A manhã de janeiro


 O aroma do café ainda a pingar, muito quente, deste o filtro zeloso, e diretamente para a cafeteira, oferece-me à sala um toque inquestionável de conforto e de intimidade.

Para lá da vidraça, e desde o lugar onde a ponte desmente o Tejo, abraçando as margens, o sol espreguiça-se, ainda ensonado, traçando o céu com linhas encarnadas, azuis, amarelas…

Com mais ou menos nuvens em modo e gesto de prisma, não existe dia que não nos traga a tinta de todas as cores.

E escrever, ou rabiscar, o tempo a preto e branco jamais será uma inevitabilidade, mas apenas a opção, aparentemente cómoda, da discrição do sofá cinzento e silencioso situado atrás do biombo.

Esta demissão de dizer-se é acompanhada, muitas vezes, e desde o lado de fora, pelo juízo dos demais, pela rotulagem que atribui, de modo completamente cego, defeitos e virtudes, vulgarmente, e levianamente, associados ao grupo social, profissional, à confissão religiosa, etnia, ao ponto eleito do espectro político, ao código postal, e até à filiação clubística.

A demissão de ver o outro do modo que ele merece, inteiro e com todas as cores… sempre que ele se predispõe a deixar-se ver para lá do “grupo”.

A pertença e a aparência sobreposta à identidade, e os argumentos “fast-food”, e a preço de saldo, em modo campanha eleitoral, transportados à velocidade de uma qualquer “Influencer” em destaque nas redes sociais.

Por entre o completo repouso do pensamento e da inteligência, a “anemia” da generosidade e da clarividência, e sem recurso ao juízo dos mais importantes valores da alma, a vida decorre ao jeito fútil e superficial de telenovela, com a canonização súbita e automática, das figuras eleitas semanalmente para a capa da revista Caras, por exemplo.

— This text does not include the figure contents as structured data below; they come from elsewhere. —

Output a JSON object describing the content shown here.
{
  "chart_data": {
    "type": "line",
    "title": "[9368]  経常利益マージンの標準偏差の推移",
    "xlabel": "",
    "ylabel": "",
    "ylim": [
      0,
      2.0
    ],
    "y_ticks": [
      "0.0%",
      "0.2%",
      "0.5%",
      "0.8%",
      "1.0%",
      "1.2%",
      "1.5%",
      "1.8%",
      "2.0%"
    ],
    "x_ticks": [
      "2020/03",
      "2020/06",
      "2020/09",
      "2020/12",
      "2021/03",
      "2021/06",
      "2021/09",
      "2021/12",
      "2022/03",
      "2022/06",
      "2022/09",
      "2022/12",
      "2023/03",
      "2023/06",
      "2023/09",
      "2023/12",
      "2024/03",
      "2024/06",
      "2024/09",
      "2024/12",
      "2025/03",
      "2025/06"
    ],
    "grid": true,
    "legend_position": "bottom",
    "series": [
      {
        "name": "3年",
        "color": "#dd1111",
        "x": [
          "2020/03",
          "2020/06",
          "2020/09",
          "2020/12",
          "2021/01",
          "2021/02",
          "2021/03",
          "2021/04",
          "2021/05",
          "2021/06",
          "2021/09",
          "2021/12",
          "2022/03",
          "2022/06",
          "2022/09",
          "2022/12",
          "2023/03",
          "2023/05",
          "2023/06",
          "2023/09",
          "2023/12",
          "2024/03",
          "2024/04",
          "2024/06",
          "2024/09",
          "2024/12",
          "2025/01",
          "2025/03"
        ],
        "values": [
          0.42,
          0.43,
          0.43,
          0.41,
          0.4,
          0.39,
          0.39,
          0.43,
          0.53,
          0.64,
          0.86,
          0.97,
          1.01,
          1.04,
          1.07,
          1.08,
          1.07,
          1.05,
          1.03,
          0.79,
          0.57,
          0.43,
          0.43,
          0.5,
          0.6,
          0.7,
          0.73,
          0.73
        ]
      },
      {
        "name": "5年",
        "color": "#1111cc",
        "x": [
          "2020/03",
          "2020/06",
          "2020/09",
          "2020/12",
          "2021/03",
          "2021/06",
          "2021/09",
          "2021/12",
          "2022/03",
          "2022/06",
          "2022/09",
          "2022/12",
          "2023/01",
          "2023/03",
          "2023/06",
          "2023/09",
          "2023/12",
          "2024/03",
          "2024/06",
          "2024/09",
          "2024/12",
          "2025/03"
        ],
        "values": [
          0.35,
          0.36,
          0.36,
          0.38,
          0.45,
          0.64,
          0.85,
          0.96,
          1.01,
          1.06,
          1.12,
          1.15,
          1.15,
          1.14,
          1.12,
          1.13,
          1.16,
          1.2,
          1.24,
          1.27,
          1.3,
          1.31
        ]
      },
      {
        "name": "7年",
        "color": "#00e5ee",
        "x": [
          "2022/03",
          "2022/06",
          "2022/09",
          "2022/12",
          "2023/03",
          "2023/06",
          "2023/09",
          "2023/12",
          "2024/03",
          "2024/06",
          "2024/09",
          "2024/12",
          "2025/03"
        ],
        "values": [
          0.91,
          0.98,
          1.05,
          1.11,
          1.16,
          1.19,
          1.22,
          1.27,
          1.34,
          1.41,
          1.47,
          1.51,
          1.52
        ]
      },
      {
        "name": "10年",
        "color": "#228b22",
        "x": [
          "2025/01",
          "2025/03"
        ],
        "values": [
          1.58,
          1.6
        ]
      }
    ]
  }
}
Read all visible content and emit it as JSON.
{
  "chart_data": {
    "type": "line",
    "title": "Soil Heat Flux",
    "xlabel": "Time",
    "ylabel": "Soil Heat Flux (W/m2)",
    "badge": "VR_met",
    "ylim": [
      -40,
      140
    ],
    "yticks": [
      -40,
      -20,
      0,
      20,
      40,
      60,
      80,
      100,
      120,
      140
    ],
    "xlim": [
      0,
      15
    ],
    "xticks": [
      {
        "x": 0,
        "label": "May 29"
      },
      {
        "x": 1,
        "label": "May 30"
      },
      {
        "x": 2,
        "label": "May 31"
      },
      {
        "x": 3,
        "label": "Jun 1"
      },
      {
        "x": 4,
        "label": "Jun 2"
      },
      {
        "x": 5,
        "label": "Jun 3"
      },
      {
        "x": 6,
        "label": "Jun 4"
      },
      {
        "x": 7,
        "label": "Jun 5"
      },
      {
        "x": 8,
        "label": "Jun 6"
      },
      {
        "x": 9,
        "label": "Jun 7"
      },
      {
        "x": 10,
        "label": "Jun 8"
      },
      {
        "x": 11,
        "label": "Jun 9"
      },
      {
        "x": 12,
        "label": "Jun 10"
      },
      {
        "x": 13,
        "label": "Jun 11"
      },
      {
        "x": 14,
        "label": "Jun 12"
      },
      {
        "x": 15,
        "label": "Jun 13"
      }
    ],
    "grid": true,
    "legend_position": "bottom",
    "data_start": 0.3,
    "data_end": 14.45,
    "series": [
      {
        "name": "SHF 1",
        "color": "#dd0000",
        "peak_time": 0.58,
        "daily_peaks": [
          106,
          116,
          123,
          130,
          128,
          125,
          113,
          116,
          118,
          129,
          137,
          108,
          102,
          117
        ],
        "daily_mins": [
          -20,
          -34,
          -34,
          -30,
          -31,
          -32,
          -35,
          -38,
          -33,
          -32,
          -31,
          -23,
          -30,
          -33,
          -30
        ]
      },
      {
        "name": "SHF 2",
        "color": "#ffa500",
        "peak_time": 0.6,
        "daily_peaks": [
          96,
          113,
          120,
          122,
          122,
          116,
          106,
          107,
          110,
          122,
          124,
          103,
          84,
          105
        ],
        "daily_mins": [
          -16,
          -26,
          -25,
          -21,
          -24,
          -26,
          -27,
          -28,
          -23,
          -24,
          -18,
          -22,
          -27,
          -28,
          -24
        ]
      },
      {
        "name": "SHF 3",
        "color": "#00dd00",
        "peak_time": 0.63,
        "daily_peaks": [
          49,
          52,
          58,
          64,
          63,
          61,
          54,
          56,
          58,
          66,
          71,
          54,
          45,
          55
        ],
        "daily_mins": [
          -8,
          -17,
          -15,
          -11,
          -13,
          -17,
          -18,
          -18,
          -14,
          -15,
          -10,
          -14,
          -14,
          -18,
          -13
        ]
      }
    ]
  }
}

A caneca do café acode-me aos lábios, ao mesmo tempo que deixo que as palavras se aproximem, sem filtros ou nuvens, daquele tanto que a alma sente e grita numa manhã de janeiro.

Sem receio do que elas possam confessar, ornadas de todas as cores com que o sol me tingiu a pele dos dedos.

Usam chamar à verdade, delírios e alucinações de poetas, esquecendo-se que o Homem se cumpre nos versos desnudados de pudores e de todos os medos.

E o lugar é apenas um detalhe, porque a pátria do Homem será sempre a liberdade.